According to the National Institute of Mental Health, 16,000,000 U.S. adults have had at least one major depressive episode.
Now, I’m not saying that everyone who is depressed would harm anyone. I am just saying that carrying a gun onto campus and having an episode may lead to an unfortunate circumstance.
A study conducted in 2012 titled College Students Speak: Survey Report on Mental Health by the National Alliance on Mental Illness (NAMI), found that almost 73 percent of students living with a mental health condition experienced a mental health crisis on campus.
An alarming 34.2 percent reported that their colleges did not know about their crisis.
In addition to mental health, college students also deal with drugs and alcohol being present at college campuses throughout Texas.
About 45 percent of college students binge drink and nearly 21 percent of students abuse prescription or illegal drugs, this is based on a report conducted by the National Center on Addiction and Substance Abuse (CASA).

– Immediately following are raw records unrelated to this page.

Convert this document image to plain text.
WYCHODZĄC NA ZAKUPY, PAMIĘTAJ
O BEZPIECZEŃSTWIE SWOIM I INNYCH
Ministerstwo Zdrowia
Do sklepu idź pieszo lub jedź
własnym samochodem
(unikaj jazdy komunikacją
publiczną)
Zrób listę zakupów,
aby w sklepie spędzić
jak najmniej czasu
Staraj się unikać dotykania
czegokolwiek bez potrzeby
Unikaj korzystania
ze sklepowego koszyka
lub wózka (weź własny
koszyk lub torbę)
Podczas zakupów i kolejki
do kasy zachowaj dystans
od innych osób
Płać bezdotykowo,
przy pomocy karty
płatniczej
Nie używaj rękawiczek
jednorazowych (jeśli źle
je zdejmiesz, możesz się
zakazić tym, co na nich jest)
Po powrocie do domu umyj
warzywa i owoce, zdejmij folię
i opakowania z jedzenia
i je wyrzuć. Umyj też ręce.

Fights, verbal arguments and disagreements are part of everyday existence. If you mix that with drugs, alcohol and a handgun, things can get violent pretty quickly.
With these alarming statistics and reports supporting what many people fear, it is surprising that Governor Abbott and the other supporters of this bill still see the need to sign it into law.
There is more to this issue than just the opportunity to “expand Second Amendment rights in Texas,” there is the right of the students to pursue an education without fear.
Governor Abbott instead of looking for ways to please the red majority, try looking out for the future of your state.